I failed to get my timing right on Sunday, though. I have always longed to achieve the perfect kingfisher photograph, the image to make the world gasp. Three days ago I had it in my grasp. In the early light, with the sun radiant, a pair of the halcyon birds had buzzed the lake for minutes, a super show of sound and colour. I had all the time in the world to take a chance and take my camera out, fit a long lens and keep my fingers crossed. I didn't bother. My time had come and one of the birds arrowed onto the old mooring post four feet from me, where it spent a full two minutes preening, looking this way and that and generally making himself look gorgeous. Fool that I am.
So, my fault then and no mistake, but my timing had been good on the previous Thursday when it was ill chance to let me down. On one of my river walks, by sheer good luck, a hefty barbel showed itself in a long golden gleam along a gravel bank. What timing was that, gifted me by the fishing gods? This was my chance, this was my time to catch a fish rare as a golden goose and I was back with gear within the half hour. I saw the fish, 10lb at the least, I stalked it and I weaned it onto small red pellets. My plan was perfect, my bait was hooked and my cast was about to be made when three canoe loads of laughing, splashing, loudly-swearing lads appeared out of the upstream willows. Blown. I'm not entirely sure that barbel has stopped fleeing yet.
Friday, I had a long gruelling day on the river with a cherished friend wanting to catch a chub. I have said repeatedly that chub in low, brightly lit water are a massive ask, but this day we nearly got it right. I'd been to Sainsbury's and bought myself a dozen raw giant prawns that looked and smelled not unlike signal crayfish. My friend immediately sniffed the plan and we set off to walk five miles, dropping those killer prawns into every chub hole we came to. In one way, we succeeded magnificently. Over the course of the day we recorded eight smash and grab bites from chub that evidently thought they were looking at crayfish that they would die for rather than let escape. In the conditions that was an extraordinary result, but we failed in so far as we, or he, missed every one. Of course, we fiddled with hook size, hook placement and even cut down the size of the bait by judicious use of the scissors. Still those chub got the better of us and escaped chuckling, on four occasions with a free prawn between their lips. Not funny at a quid a throw, we felt.
My pal said enough was enough and he left me as an Indian summer sun sank towards the horizon. A voice said timing to me, it's all about timing. So I took the last prawn and flicked it on a size four under my last target bush.

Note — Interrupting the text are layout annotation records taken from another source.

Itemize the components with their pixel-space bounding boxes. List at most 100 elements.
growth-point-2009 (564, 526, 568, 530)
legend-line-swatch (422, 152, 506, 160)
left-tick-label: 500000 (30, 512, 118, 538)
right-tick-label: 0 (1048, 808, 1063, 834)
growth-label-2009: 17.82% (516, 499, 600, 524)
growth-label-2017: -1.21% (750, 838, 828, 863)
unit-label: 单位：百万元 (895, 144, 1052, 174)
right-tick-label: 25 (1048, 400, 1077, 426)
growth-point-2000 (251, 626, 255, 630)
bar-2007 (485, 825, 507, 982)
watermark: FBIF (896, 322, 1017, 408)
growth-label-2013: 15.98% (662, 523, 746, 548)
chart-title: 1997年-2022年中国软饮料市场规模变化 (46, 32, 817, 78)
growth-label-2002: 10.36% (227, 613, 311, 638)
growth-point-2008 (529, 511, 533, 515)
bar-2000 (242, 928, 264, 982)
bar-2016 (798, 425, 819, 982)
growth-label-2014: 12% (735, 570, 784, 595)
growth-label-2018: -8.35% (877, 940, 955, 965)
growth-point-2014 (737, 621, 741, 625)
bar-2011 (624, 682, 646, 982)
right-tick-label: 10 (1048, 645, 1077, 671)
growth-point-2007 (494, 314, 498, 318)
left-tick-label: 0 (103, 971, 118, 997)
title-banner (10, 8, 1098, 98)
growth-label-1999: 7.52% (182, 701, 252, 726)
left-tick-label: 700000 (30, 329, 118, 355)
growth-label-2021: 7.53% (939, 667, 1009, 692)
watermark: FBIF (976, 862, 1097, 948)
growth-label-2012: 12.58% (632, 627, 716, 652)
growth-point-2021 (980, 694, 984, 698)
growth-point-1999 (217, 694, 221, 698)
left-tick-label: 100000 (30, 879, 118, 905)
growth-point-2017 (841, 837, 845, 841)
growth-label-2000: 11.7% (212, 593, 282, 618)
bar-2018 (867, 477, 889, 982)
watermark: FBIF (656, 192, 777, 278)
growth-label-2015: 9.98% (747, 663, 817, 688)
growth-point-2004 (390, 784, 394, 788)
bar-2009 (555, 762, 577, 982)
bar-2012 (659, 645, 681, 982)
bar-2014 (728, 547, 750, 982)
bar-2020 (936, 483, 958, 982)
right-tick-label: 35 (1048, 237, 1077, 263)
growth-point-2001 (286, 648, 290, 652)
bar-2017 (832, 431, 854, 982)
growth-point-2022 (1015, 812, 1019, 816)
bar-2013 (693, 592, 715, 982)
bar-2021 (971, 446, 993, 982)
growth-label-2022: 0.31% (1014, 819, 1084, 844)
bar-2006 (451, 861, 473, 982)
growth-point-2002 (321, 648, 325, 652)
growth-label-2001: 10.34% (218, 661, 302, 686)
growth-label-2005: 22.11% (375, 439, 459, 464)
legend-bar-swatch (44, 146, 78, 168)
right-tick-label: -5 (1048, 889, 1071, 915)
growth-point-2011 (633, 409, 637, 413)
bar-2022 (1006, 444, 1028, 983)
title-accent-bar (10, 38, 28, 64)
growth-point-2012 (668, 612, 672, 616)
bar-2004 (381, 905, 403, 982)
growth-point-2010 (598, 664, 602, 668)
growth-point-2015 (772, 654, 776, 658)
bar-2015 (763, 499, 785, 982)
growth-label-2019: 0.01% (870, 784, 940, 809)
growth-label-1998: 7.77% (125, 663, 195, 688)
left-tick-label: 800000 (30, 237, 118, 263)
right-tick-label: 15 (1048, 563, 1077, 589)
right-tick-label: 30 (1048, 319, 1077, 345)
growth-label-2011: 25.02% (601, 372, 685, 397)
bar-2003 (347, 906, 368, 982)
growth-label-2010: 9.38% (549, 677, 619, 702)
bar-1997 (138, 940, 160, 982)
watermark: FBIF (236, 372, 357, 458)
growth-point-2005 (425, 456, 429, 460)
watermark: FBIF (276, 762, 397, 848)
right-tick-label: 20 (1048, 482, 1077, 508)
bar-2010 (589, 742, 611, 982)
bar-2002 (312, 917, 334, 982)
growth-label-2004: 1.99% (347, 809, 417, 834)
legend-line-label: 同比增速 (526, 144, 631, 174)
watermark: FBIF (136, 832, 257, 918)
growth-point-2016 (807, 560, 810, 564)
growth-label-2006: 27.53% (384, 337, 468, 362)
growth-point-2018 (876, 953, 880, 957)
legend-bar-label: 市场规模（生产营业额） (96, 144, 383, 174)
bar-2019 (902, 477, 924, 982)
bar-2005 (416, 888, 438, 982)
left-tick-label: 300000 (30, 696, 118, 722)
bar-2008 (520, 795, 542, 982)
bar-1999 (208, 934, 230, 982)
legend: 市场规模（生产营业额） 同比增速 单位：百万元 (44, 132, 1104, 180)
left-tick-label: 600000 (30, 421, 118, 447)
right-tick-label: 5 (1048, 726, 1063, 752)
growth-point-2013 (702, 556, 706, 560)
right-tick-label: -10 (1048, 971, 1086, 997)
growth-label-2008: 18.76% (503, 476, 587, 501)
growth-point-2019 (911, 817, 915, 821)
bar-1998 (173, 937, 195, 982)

In a minute, the line sang tight but I gave slack and sat on my hands for just 15 seconds or so. Six pounds on the nose it went, the result of a quarter of a minute's time.

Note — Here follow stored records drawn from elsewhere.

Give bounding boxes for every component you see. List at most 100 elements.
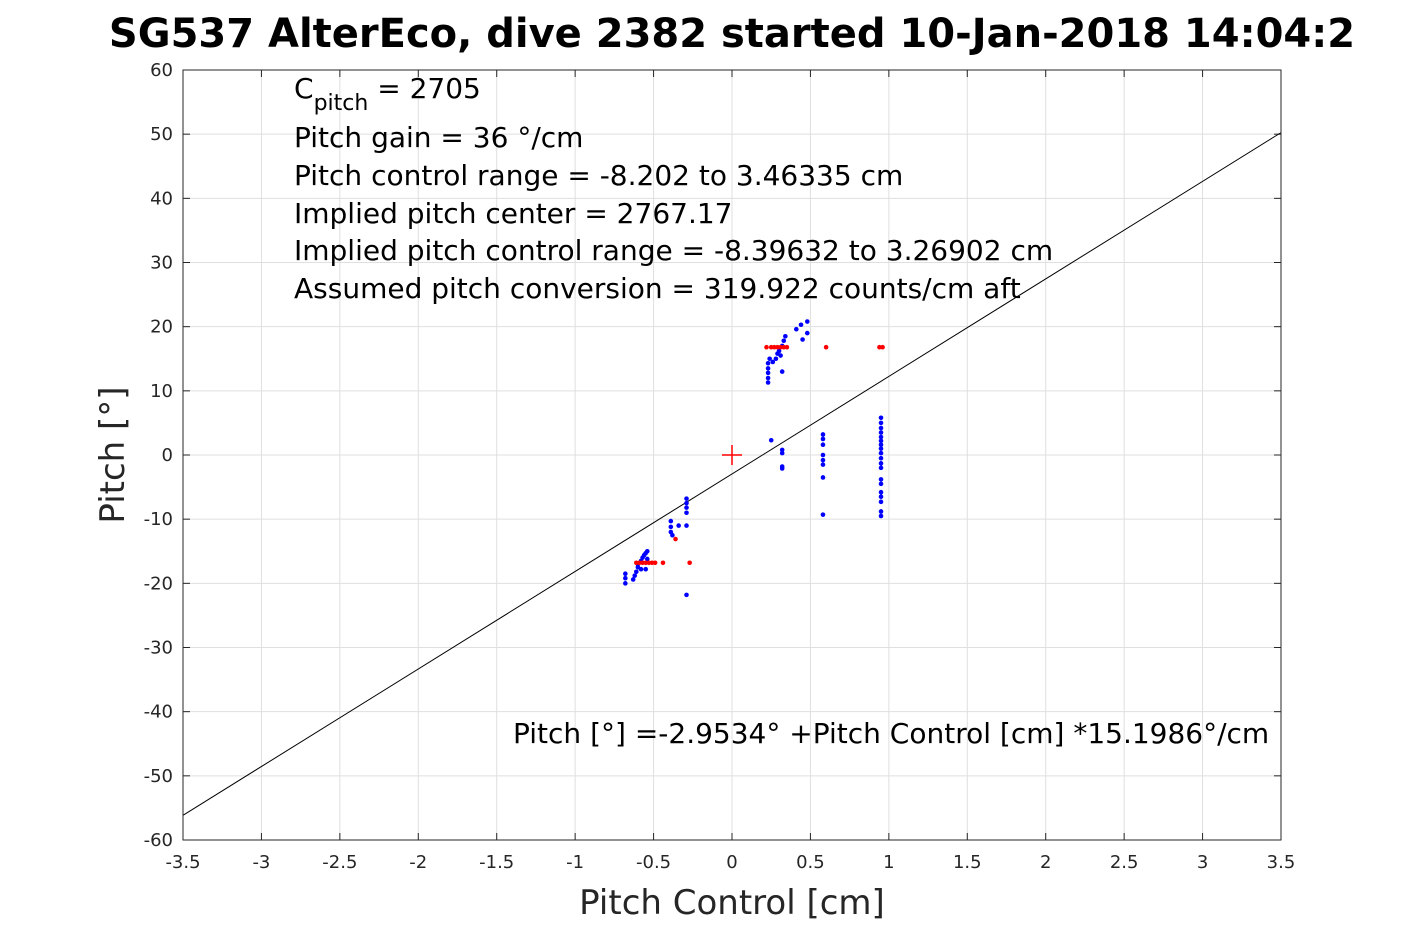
blue-data-point bbox=[684, 510, 689, 516]
blue-data-point bbox=[644, 556, 650, 562]
blue-data-point bbox=[820, 512, 826, 517]
blue-data-point bbox=[878, 481, 884, 487]
blue-data-point bbox=[878, 461, 884, 466]
blue-data-point bbox=[878, 438, 884, 444]
y-tick-label: 50 bbox=[150, 124, 173, 145]
x-tick-label: -1.5 bbox=[479, 852, 514, 873]
blue-data-point bbox=[820, 462, 826, 467]
blue-data-point bbox=[794, 326, 799, 332]
blue-data-point bbox=[878, 455, 884, 461]
y-tick-label: 10 bbox=[150, 381, 173, 402]
blue-data-point bbox=[668, 518, 674, 524]
blue-data-point bbox=[779, 447, 785, 453]
blue-data-point bbox=[676, 523, 681, 528]
blue-data-point bbox=[798, 322, 804, 328]
blue-data-point bbox=[644, 548, 650, 554]
x-tick-label: -3 bbox=[252, 852, 270, 873]
fit-line bbox=[182, 132, 1282, 816]
annotation-line: Pitch control range = -8.202 to 3.46335 … bbox=[294, 159, 903, 192]
blue-data-point bbox=[878, 420, 884, 426]
blue-data-point bbox=[623, 575, 628, 581]
x-tick-label: 2.5 bbox=[1110, 852, 1139, 873]
blue-data-point bbox=[878, 477, 884, 482]
x-tick-label: -2 bbox=[409, 852, 427, 873]
plot-frame bbox=[182, 69, 1282, 841]
blue-data-point bbox=[634, 569, 639, 575]
blue-data-point bbox=[765, 380, 771, 385]
annotation-line: Implied pitch center = 2767.17 bbox=[294, 197, 732, 230]
blue-data-point bbox=[878, 442, 884, 448]
blue-data-point bbox=[779, 450, 785, 456]
blue-data-point bbox=[878, 434, 884, 440]
blue-data-point bbox=[820, 475, 826, 480]
red-data-point bbox=[880, 344, 885, 350]
x-tick-label: -0.5 bbox=[636, 852, 671, 873]
y-tick-label: -10 bbox=[144, 509, 173, 530]
x-tick-label: 0.5 bbox=[796, 852, 825, 873]
blue-data-point bbox=[783, 333, 788, 339]
blue-data-point bbox=[804, 319, 810, 324]
red-data-point bbox=[687, 560, 692, 566]
red-data-point bbox=[673, 536, 678, 542]
blue-data-point bbox=[820, 442, 826, 448]
grid bbox=[182, 69, 1282, 841]
blue-data-point bbox=[765, 375, 771, 381]
y-tick-label: 60 bbox=[150, 60, 173, 81]
x-axis-label: Pitch Control [cm] bbox=[579, 883, 885, 923]
blue-data-point bbox=[878, 489, 884, 495]
y-tick-label: 30 bbox=[150, 253, 173, 274]
blue-data-point bbox=[878, 465, 884, 471]
fit-equation-label: Pitch [°] =-2.9534° +Pitch Control [cm] … bbox=[513, 717, 1269, 750]
blue-data-point bbox=[770, 359, 776, 365]
blue-data-point bbox=[684, 500, 689, 506]
ticks: -3.5 -3 -2.5 -2 -1.5 -1 -0.5 0 0.5 1 1.5 2 2.5 3 3.5 -6… bbox=[144, 60, 1296, 873]
red-data-point bbox=[764, 344, 769, 350]
blue-data-point bbox=[684, 592, 689, 598]
y-tick-label: 20 bbox=[150, 317, 173, 338]
blue-data-point bbox=[878, 450, 884, 456]
x-tick-label: 1.5 bbox=[953, 852, 982, 873]
blue-data-point bbox=[878, 513, 884, 519]
blue-data-point bbox=[820, 436, 826, 442]
annotation-line: Implied pitch control range = -8.39632 t… bbox=[294, 234, 1053, 267]
x-tick-label: 3 bbox=[1197, 852, 1208, 873]
x-tick-label: 1 bbox=[883, 852, 894, 873]
blue-data-point bbox=[820, 452, 826, 458]
x-tick-label: -1 bbox=[566, 852, 584, 873]
blue-data-point bbox=[776, 348, 782, 354]
blue-data-point bbox=[623, 571, 628, 577]
marks bbox=[182, 132, 1282, 816]
annotation-line: Pitch gain = 36 °/cm bbox=[294, 121, 583, 154]
blue-data-point bbox=[878, 430, 884, 435]
blue-data-point bbox=[878, 509, 884, 514]
chart-title: SG537 AlterEco, dive 2382 started 10-Jan… bbox=[109, 11, 1355, 57]
red-data-point bbox=[652, 560, 658, 566]
annotation-line: Assumed pitch conversion = 319.922 count… bbox=[294, 272, 1021, 305]
x-tick-label: 3.5 bbox=[1267, 852, 1296, 873]
x-tick-label: 2 bbox=[1040, 852, 1051, 873]
blue-data-point bbox=[820, 432, 826, 437]
y-tick-label: 0 bbox=[162, 445, 173, 466]
blue-data-point bbox=[878, 425, 884, 431]
blue-data-point bbox=[632, 573, 638, 578]
blue-data-point bbox=[820, 457, 826, 463]
annotation-cpitch: Cpitch = 2705 bbox=[294, 72, 481, 116]
red-data-point bbox=[823, 344, 829, 350]
blue-data-point bbox=[638, 566, 644, 572]
red-data-point bbox=[784, 344, 790, 350]
blue-data-point bbox=[804, 330, 810, 336]
x-tick-label: 0 bbox=[726, 852, 737, 873]
red-data-point bbox=[660, 560, 666, 566]
blue-data-point bbox=[670, 532, 675, 538]
blue-data-point bbox=[765, 360, 771, 366]
blue-data-point bbox=[765, 370, 771, 376]
blue-data-point bbox=[878, 494, 884, 500]
y-tick-label: -50 bbox=[144, 766, 173, 787]
y-tick-label: -30 bbox=[144, 638, 173, 659]
blue-data-point bbox=[684, 523, 689, 528]
blue-data-point bbox=[878, 446, 884, 451]
blue-data-point bbox=[779, 466, 785, 471]
blue-data-point bbox=[779, 369, 785, 374]
y-tick-label: 40 bbox=[150, 188, 173, 209]
x-tick-label: -2.5 bbox=[322, 852, 357, 873]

Perhaps best of all was a mahoosive carp that came along just a day or so back. I took a mate (aren't they the lucky ones?) to a swim that has produced 12 carp in 12 visits over the past three seasons. Nothing unusual in that, but every fish, bar none, has come along between 3pm and 4pm in the afternoon. We still arrived early doors, of course, and whilst the hours crept by and my friend's face lengthened I maintained my cheery optimism. No matter, I told him. it is all a matter of timing. And the time was 3.5 pm when the slack pulled straight, when the rod tip bounced and the alarm burst into life. We asked that mighty mirror why she and her chums always came along during that single, golden hour, but we got no reply. If she'd had one though, she might well have just looked at her watch.